Computerworld

Database clients face wave of data inundation

While corporations amass more and more data in their corporate databases, the need to zero in on ever-more precise information about clients, products and competition grows even faster, according to panelists at an IT industry seminar.

Corporate data used to rest safely in the hands of information systems or data processing departments while today nearly everyone within a company seems want access to corporate information, said Martin Walsh, a senior consultant with Gartner Group. Walsh was speaking at a round table discussion of IT vendors and industry watchers at Oracle France's one-day customer seminar, decision'99, here yesterday.

Calling it a trend to information "democratisation," Walsh said the amount of data housed in corporate databases is growing along with a demand for it from sources outside corporate walls -- company partners and clients also want their own access to information about product specifications, prices, strategy and so forth.

Within the next two years, this size and complexity of corporate databases may lead to a capacity explosion -- Walsh said, calling the explosion a "business intelligence maelstrom."

Part of the problem is that the usefulness of a corporate database does not always increase with a its size, Walsh pointed out. Bruno Fuchs, a French journalist leading the panel discussion, suggested that while corporate databases double in size very year on average, only 10 percent of the data contained in them is accessed on a regular basis. Finding the right tools to extract useful information from the ever-bulging corporate databases can be a full time challenge.

John Herrinck, group director of enterprise computing at Compaq France, labeled the data explosion an "Internetisation" of society. The challenge, he added, is to tame all this data with the right tools in order to improve business -- for example, by enhancing customer relations with a call center that can quickly and efficiently access a customer's data when the customer calls into the centre.

"Such client information comes from no where but a data warehouse," said Jean-Claude Bourdon, chief executive at Sequent France, saying that it's imperative to have a data warehouse capable of delivering precise customer information at the critical moment in a sales or support cycle.

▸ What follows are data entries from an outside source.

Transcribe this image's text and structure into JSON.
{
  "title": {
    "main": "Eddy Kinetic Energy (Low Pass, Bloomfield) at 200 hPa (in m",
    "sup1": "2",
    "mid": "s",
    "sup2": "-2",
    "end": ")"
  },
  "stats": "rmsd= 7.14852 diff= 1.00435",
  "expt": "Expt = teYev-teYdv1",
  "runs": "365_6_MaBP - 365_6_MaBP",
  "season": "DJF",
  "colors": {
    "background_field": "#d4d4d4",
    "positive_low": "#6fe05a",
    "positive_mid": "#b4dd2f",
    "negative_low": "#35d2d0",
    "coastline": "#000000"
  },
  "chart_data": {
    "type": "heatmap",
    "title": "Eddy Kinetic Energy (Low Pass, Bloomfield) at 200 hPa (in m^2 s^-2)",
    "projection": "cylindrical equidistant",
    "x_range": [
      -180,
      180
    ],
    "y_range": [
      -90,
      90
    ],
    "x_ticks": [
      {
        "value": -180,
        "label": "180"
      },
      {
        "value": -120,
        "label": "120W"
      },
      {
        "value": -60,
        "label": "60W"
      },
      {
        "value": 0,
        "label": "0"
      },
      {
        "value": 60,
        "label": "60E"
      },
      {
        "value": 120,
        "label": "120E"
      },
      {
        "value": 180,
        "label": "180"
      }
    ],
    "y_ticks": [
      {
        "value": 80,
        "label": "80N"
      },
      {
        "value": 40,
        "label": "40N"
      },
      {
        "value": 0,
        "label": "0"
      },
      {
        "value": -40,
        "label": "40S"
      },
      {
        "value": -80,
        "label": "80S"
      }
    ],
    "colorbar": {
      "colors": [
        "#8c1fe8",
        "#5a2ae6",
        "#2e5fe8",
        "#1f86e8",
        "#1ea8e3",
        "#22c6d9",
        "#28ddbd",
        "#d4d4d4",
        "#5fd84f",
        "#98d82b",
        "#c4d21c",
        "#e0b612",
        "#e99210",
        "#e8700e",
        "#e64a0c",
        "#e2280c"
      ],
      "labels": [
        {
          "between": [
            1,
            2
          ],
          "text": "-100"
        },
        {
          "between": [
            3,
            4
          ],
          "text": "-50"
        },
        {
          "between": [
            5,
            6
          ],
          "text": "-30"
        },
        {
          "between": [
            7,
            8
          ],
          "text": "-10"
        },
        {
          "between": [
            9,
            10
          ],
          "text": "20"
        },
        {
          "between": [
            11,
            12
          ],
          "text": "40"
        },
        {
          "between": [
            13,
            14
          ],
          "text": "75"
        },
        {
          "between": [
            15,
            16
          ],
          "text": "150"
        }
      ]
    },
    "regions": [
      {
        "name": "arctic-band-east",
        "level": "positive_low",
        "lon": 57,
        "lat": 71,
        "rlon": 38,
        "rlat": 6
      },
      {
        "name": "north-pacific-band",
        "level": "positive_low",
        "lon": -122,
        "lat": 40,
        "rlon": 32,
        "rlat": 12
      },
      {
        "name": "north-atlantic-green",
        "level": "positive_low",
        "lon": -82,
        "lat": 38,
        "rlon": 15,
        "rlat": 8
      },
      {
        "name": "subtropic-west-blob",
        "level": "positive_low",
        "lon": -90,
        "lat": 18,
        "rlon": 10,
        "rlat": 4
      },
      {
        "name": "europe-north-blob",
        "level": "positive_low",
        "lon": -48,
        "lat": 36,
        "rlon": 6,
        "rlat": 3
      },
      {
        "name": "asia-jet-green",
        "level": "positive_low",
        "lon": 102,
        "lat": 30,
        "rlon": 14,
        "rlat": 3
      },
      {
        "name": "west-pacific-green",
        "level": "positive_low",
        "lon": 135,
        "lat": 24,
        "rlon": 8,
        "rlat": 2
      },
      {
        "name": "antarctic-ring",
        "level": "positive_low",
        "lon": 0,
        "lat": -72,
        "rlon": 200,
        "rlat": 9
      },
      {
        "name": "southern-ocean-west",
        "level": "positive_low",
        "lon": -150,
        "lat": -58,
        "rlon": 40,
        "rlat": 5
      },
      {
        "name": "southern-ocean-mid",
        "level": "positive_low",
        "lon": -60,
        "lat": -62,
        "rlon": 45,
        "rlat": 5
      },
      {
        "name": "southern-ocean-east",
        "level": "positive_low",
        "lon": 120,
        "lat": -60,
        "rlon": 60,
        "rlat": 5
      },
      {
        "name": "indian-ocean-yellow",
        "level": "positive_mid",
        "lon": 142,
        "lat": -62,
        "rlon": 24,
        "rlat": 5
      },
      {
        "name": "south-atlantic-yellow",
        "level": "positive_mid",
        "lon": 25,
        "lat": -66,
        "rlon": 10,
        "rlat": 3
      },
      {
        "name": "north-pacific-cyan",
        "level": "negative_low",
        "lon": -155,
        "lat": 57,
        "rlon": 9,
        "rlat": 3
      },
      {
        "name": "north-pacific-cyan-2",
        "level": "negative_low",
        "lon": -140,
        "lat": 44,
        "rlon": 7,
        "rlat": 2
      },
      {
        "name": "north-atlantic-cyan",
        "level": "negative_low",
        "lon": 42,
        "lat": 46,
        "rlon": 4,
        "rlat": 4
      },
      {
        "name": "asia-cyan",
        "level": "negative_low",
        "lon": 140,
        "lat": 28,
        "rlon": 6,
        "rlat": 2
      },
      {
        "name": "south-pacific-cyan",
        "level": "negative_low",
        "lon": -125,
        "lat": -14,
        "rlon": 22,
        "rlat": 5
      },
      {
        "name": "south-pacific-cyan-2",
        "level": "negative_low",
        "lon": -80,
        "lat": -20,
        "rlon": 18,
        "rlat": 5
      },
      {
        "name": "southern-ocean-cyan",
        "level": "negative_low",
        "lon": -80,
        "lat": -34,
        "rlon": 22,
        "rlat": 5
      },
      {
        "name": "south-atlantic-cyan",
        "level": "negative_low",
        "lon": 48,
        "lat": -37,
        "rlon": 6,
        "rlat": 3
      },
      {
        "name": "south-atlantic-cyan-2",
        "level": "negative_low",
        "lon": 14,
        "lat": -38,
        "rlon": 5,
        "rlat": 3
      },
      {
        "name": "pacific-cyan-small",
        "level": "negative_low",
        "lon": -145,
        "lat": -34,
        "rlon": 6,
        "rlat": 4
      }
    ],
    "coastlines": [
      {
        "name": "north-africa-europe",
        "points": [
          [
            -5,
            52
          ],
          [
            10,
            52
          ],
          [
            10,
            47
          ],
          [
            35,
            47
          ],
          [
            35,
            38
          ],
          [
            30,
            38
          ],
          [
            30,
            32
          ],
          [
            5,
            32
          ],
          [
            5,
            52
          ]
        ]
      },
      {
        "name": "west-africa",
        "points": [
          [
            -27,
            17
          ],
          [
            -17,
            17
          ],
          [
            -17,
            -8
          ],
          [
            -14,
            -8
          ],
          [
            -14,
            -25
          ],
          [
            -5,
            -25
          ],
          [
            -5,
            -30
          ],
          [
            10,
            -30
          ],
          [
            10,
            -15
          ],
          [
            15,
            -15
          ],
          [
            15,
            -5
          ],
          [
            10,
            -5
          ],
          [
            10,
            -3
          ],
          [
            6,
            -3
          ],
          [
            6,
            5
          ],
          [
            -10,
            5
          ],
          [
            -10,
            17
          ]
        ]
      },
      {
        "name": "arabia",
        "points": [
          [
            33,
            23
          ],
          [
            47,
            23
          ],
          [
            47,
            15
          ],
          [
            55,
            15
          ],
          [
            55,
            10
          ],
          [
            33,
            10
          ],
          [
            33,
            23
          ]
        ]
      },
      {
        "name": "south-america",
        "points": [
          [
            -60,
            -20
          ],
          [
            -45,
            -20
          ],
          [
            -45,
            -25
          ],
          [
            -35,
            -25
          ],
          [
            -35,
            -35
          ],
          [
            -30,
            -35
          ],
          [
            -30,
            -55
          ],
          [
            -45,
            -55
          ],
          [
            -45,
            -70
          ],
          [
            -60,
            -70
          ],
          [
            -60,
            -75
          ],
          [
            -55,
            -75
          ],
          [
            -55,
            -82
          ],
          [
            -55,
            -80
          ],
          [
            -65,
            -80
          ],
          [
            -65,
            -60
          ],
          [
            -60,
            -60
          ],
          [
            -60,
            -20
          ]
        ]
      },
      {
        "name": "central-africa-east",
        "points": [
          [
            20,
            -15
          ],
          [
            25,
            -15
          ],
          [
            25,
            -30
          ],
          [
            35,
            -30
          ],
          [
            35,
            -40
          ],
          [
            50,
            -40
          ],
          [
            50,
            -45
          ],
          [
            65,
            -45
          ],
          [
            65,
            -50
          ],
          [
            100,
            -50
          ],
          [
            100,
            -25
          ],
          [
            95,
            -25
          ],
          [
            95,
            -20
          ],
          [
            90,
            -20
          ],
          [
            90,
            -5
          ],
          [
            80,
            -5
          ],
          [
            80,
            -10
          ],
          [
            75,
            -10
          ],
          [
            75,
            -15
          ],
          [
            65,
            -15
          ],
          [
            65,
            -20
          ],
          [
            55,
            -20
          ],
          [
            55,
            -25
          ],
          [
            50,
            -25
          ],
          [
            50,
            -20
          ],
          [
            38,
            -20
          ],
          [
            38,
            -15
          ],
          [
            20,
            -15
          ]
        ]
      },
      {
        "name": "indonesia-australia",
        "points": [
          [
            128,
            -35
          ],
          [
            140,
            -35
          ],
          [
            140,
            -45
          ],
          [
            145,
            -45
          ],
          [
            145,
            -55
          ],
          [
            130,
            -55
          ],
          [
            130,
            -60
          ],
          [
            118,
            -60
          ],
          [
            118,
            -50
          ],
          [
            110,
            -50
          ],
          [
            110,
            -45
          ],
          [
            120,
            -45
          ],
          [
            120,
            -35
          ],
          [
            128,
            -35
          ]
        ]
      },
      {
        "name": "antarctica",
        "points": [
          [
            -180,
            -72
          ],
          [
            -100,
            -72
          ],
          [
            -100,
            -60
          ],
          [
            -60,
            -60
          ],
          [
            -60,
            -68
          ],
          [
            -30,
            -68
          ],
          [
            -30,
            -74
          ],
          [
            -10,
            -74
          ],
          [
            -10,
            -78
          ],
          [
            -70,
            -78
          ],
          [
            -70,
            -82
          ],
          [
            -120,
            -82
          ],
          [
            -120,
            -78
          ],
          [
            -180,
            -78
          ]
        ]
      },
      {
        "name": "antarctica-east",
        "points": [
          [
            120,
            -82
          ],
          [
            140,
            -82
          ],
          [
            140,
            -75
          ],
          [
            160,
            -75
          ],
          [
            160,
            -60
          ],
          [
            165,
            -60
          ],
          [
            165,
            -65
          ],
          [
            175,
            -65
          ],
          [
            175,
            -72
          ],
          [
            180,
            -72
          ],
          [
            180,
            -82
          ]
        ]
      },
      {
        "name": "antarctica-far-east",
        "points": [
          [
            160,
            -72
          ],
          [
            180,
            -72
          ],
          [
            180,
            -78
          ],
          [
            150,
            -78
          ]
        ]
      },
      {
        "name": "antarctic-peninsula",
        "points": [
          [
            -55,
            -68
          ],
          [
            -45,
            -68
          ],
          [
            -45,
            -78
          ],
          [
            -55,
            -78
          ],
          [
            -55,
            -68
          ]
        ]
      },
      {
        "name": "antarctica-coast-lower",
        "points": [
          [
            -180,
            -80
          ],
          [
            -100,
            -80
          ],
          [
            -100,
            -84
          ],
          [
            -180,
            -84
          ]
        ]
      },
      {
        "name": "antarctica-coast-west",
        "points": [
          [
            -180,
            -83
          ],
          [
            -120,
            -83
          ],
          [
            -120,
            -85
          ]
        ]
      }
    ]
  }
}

If the data needed to help a customer is not available when the customer calls for assistance, he or she may not remain a customer for long.

As companies seek out the proper tools for storing and accessing all this corporate data, a tension is building among IT decision makers who have to balance the demands of users -- who tend to prefer single applications perfectly tailored to suit single tasks -- with their own need to standardise on the smallest number of applications possible, explained Jean-Marc Bellot, marketing director at Business Objects SA.

Gartner's Walsh suggested a compromise -- if you can't standardise on one application for all users throughout a company, at least offer users a standard interface for all sanctioned applications at the office.